The African-centric film depicts different perspectives on racial issues through four characters: 1. Killmonger (described above) 2. Ulysses Klaw (Andy Serkis) is the unstated white supremacist (stealing from black people the value that rightfully belongs to them) 3. CIA agent Everrett Ross (Martin Freeman) represents the everyday white man (ignorant of Wakandan customs and values, yet willing to fight for their existence). 4. Finally, T’Challa represents the Wakandan view: What has been hidden ought to be shared, because it is of value to all people.

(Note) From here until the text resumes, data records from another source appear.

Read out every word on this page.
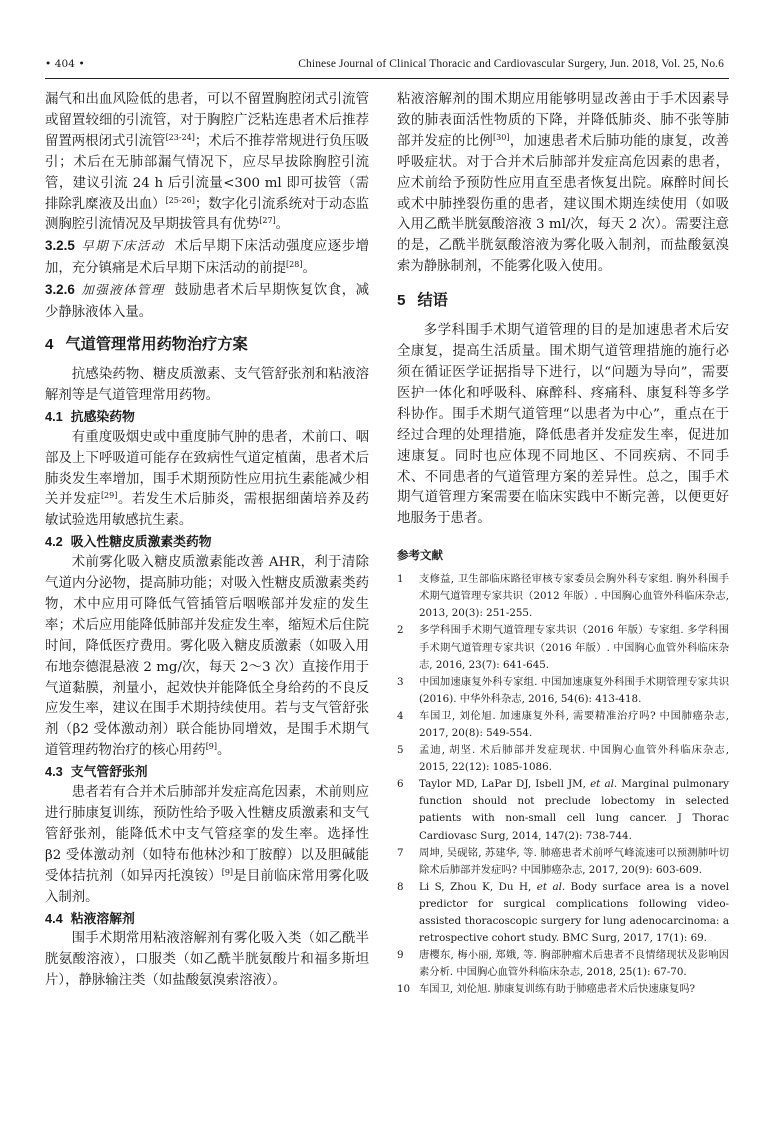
• 404 •	Chinese Journal of Clinical Thoracic and Cardiovascular Surgery, Jun. 2018, Vol. 25, No.6

漏气和出血风险低的患者，可以不留置胸腔闭式引流管或留置较细的引流管，对于胸腔广泛粘连患者术后推荐留置两根闭式引流管[23-24]；术后不推荐常规进行负压吸引；术后在无肺部漏气情况下，应尽早拔除胸腔引流管，建议引流 24 h 后引流量<300 ml 即可拔管（需排除乳糜液及出血）[25-26]；数字化引流系统对于动态监测胸腔引流情况及早期拔管具有优势[27]。

3.2.5 早期下床活动 术后早期下床活动强度应逐步增加，充分镇痛是术后早期下床活动的前提[28]。

3.2.6 加强液体管理 鼓励患者术后早期恢复饮食，减少静脉液体入量。

4 气道管理常用药物治疗方案

抗感染药物、糖皮质激素、支气管舒张剂和粘液溶解剂等是气道管理常用药物。

4.1 抗感染药物

有重度吸烟史或中重度肺气肿的患者，术前口、咽部及上下呼吸道可能存在致病性气道定植菌，患者术后肺炎发生率增加，围手术期预防性应用抗生素能减少相关并发症[29]。若发生术后肺炎，需根据细菌培养及药敏试验选用敏感抗生素。

4.2 吸入性糖皮质激素类药物

术前雾化吸入糖皮质激素能改善 AHR，利于清除气道内分泌物，提高肺功能；对吸入性糖皮质激素类药物，术中应用可降低气管插管后咽喉部并发症的发生率；术后应用能降低肺部并发症发生率，缩短术后住院时间，降低医疗费用。雾化吸入糖皮质激素（如吸入用布地奈德混悬液 2 mg/次，每天 2～3 次）直接作用于气道黏膜，剂量小，起效快并能降低全身给药的不良反应发生率，建议在围手术期持续使用。若与支气管舒张剂（β2 受体激动剂）联合能协同增效，是围手术期气道管理药物治疗的核心用药[9]。

4.3 支气管舒张剂

患者若有合并术后肺部并发症高危因素，术前则应进行肺康复训练，预防性给予吸入性糖皮质激素和支气管舒张剂，能降低术中支气管痉挛的发生率。选择性 β2 受体激动剂（如特布他林沙和丁胺醇）以及胆碱能受体拮抗剂（如异丙托溴铵）[9]是目前临床常用雾化吸入制剂。

4.4 粘液溶解剂

围手术期常用粘液溶解剂有雾化吸入类（如乙酰半胱氨酸溶液），口服类（如乙酰半胱氨酸片和福多斯坦片），静脉输注类（如盐酸氨溴索溶液）。

粘液溶解剂的围术期应用能够明显改善由于手术因素导致的肺表面活性物质的下降，并降低肺炎、肺不张等肺部并发症的比例[30]，加速患者术后肺功能的康复，改善呼吸症状。对于合并术后肺部并发症高危因素的患者，应术前给予预防性应用直至患者恢复出院。麻醉时间长或术中肺挫裂伤重的患者，建议围术期连续使用（如吸入用乙酰半胱氨酸溶液 3 ml/次，每天 2 次）。需要注意的是，乙酰半胱氨酸溶液为雾化吸入制剂，而盐酸氨溴索为静脉制剂，不能雾化吸入使用。

5 结语

多学科围手术期气道管理的目的是加速患者术后安全康复，提高生活质量。围术期气道管理措施的施行必须在循证医学证据指导下进行，以“问题为导向”，需要医护一体化和呼吸科、麻醉科、疼痛科、康复科等多学科协作。围手术期气道管理“以患者为中心”，重点在于经过合理的处理措施，降低患者并发症发生率，促进加速康复。同时也应体现不同地区、不同疾病、不同手术、不同患者的气道管理方案的差异性。总之，围手术期气道管理方案需要在临床实践中不断完善，以便更好地服务于患者。

参考文献
1	支修益, 卫生部临床路径审核专家委员会胸外科专家组. 胸外科围手术期气道管理专家共识（2012 年版）. 中国胸心血管外科临床杂志, 2013, 20(3): 251-255.
2	多学科围手术期气道管理专家共识（2016 年版）专家组. 多学科围手术期气道管理专家共识（2016 年版）. 中国胸心血管外科临床杂志, 2016, 23(7): 641-645.
3	中国加速康复外科专家组. 中国加速康复外科围手术期管理专家共识(2016). 中华外科杂志, 2016, 54(6): 413-418.
4	车国卫, 刘伦旭. 加速康复外科, 需要精准治疗吗? 中国肺癌杂志, 2017, 20(8): 549-554.
5	孟迪, 胡坚. 术后肺部并发症现状. 中国胸心血管外科临床杂志, 2015, 22(12): 1085-1086.
6	Taylor MD, LaPar DJ, Isbell JM, et al. Marginal pulmonary function should not preclude lobectomy in selected patients with non-small cell lung cancer. J Thorac Cardiovasc Surg, 2014, 147(2): 738-744.
7	周坤, 吴砚铭, 苏建华, 等. 肺癌患者术前呼气峰流速可以预测肺叶切除术后肺部并发症吗? 中国肺癌杂志, 2017, 20(9): 603-609.
8	Li S, Zhou K, Du H, et al. Body surface area is a novel predictor for surgical complications following video-assisted thoracoscopic surgery for lung adenocarcinoma: a retrospective cohort study. BMC Surg, 2017, 17(1): 69.
9	唐樱东, 梅小丽, 郑娥, 等. 胸部肿瘤术后患者不良情绪现状及影响因素分析. 中国胸心血管外科临床杂志, 2018, 25(1): 67-70.
10 车国卫, 刘伦旭. 肺康复训练有助于肺癌患者术后快速康复吗?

Wakandans know how to be relational bridge builders, people who recognize social and economic injustices but find constructive ways to correct them such as economic free trade and educational outreach centers; let’s be more like T’Challa and agent Ross. Critical Race Theory won’t ever bring unity or build equality, it simply reverses who are the oppressors and who are the oppressed. It is destructive, seeking to up-end social institutions altogether; it is like Killmonger unknowingly seeking to become like Klaw. Both have a hatred of races, both seek power and authority. If you support the Black Panther superhero, then you should reject Critical Race Theory.